Adele Edelawit received a fellowship from the Mitchell Institute to help fund her study of professional music recording techniques at Studio Portland.

Edelawit says pursuing a four-year degree in business (with the two beyond associates at a college to be determined) and continuing to learn music production on her own is the best path to reach her career goals.

“I’m super interested in the audio production side, but I’m also very interested in the music industry and how everything works—how people make money, how they don’t make money, and who makes the money,” she said.

As for the music she plans to write, record, and perform, Edelawit says her favorite genre is an unusual choice.

“I like how fun country music is and how sincere and honest the stories are,” she said. “For a while, I didn’t want to tell people that because nobody around me liked country, and I would look at all the country stars and never see anybody who looked like me.”

But Edelawit says the traditional themes of country music resonate with her—and are alive in her own songwriting.

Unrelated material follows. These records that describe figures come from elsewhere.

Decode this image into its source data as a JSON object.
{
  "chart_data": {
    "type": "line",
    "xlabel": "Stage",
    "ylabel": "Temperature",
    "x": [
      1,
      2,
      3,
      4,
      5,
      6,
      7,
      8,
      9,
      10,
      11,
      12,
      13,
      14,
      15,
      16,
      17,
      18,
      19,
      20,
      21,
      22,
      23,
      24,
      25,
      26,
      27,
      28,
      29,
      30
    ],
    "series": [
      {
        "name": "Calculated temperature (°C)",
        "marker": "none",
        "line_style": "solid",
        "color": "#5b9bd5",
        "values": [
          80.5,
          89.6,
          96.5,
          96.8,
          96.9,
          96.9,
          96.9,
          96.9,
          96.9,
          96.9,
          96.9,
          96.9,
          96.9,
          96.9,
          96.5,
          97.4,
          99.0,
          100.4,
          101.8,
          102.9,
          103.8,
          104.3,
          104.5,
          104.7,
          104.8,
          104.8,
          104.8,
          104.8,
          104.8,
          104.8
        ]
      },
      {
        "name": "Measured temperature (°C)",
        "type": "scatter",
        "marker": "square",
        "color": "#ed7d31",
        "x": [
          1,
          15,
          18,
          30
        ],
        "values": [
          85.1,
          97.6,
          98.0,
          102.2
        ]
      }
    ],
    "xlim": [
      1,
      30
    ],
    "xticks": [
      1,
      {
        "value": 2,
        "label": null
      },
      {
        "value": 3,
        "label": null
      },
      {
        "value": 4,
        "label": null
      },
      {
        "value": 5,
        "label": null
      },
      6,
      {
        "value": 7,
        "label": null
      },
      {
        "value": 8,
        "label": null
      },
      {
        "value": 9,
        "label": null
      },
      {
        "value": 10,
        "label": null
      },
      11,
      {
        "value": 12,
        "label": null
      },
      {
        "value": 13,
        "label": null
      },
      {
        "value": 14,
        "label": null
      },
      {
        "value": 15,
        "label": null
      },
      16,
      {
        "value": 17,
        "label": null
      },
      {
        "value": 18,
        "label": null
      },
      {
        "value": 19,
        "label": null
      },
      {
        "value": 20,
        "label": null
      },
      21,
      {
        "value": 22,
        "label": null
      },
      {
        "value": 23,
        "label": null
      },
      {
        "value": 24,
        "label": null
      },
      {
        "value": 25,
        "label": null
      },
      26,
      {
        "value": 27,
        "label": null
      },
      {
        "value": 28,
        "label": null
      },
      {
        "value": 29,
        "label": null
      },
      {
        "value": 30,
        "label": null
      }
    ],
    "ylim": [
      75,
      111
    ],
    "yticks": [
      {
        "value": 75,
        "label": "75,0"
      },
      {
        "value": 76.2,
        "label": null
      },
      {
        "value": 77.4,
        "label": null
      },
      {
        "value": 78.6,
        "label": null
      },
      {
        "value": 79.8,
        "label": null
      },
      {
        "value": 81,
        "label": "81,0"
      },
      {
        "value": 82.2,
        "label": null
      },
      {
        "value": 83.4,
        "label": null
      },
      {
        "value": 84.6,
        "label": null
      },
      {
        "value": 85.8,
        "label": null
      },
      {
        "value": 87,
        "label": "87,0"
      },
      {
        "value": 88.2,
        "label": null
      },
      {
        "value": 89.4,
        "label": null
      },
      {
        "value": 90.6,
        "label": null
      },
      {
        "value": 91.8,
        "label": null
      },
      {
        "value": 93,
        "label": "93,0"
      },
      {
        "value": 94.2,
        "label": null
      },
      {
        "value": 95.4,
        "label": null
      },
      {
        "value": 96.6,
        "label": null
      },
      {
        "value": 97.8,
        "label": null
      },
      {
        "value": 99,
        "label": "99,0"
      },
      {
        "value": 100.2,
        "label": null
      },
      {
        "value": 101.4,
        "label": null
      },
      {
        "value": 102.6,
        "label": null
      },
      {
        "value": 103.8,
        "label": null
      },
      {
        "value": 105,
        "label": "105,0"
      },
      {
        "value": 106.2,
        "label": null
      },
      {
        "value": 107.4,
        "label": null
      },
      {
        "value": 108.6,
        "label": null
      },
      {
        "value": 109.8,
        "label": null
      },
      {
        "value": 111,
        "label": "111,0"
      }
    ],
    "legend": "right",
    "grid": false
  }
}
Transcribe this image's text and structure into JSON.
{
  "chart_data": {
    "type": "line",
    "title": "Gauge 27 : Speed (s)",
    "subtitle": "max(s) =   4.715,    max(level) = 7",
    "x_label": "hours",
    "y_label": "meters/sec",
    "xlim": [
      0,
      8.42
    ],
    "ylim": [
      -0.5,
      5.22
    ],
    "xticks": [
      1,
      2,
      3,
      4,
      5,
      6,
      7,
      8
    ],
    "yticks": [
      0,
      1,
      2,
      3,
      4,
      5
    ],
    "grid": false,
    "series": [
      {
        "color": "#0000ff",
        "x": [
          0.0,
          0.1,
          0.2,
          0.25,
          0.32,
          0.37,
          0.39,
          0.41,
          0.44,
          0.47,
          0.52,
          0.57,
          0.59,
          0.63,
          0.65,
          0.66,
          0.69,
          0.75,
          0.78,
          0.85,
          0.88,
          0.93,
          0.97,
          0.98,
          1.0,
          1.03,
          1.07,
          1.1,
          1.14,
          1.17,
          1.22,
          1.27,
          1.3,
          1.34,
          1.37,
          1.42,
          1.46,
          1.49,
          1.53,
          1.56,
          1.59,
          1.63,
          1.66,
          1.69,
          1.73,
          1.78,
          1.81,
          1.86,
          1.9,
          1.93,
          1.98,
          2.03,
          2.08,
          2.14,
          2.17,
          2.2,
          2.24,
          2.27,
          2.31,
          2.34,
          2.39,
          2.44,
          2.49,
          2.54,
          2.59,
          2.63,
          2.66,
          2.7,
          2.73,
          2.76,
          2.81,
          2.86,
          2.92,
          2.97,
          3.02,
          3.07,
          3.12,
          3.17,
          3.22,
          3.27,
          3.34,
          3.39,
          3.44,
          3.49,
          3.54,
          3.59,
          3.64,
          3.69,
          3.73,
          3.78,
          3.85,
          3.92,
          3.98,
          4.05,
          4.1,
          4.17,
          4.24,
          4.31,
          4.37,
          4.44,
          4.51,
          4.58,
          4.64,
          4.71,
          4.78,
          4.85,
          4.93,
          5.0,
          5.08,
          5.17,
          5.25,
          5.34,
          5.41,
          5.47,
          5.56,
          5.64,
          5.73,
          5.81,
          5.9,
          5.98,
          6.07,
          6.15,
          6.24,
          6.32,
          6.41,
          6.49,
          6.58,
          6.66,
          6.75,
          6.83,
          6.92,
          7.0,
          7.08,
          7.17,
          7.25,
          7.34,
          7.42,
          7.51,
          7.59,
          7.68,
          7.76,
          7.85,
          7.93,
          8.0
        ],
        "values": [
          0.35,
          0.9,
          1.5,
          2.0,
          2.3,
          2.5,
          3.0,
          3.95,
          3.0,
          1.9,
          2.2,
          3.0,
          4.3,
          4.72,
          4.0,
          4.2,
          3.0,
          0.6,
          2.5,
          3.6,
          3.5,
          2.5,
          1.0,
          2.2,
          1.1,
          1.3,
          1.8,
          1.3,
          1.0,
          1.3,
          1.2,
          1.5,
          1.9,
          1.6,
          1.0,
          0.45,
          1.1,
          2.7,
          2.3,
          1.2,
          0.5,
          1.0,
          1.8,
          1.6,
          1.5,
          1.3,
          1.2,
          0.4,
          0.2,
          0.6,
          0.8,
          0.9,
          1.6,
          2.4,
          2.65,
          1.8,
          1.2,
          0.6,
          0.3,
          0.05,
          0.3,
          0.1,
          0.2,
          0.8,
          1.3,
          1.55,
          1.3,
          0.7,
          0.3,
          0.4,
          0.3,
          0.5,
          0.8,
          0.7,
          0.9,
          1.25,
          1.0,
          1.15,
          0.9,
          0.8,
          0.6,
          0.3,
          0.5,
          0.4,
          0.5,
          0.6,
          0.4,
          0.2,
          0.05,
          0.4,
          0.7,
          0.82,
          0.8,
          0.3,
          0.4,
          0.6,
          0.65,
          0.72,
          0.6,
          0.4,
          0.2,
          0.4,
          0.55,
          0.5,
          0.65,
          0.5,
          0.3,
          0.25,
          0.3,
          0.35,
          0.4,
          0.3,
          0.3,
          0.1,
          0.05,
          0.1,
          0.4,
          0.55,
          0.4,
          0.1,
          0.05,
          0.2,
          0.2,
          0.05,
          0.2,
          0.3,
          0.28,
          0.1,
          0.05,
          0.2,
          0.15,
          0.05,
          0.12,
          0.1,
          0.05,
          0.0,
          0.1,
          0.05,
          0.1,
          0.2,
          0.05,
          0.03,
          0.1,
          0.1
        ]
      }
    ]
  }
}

“I love the country music tropes of cars, fields, tractors—life type of stuff that has a youthful feel to it,” she said. “I would say my music is ‘coastal cowgirl,’ kind of like you’re driving down the highway with the windows down on a sunny day. Just chill vibes. I want the opportunity to build an album the way that I see the songs going and not just acoustically.”

She also wants her music to change the cultural expectations associated with country music.

“I want to be in Nashville, working with the big names in the industry, either writing songs for them, recording them, or playing my own music,” she said. “And I want to break the idea that Black people don’t listen to country music. It’s something we can do and enjoy.”

To make that happen, Edelawit is honing her skills with songwriting, singing, acoustic and electric guitars, bass, and piano. She has a five-song EP in the works. And just as a developing novelist reads voraciously, Edelawit listens to a lot of music. She counts Kacey Musgraves, Maren Morris, Miranda Lambert, Thomas Rhett, Chris Stapleton, and Luke Combs among her favorite artists.

Edelawit, who was born in Ethiopia and adopted when she was three and a half, also invests in an adage her mother often says.

“I kind of live by ‘hold the vision and trust the process.’ You just have to have your eye on the prize and trust that it’s going to work out for the best,” Edelawit said. “Making it in country music is the only thing I can see doing with my life right now. Everything I’ve done so far, I have worked for and saved my own money for—everything I have needed to do. This is my baby.”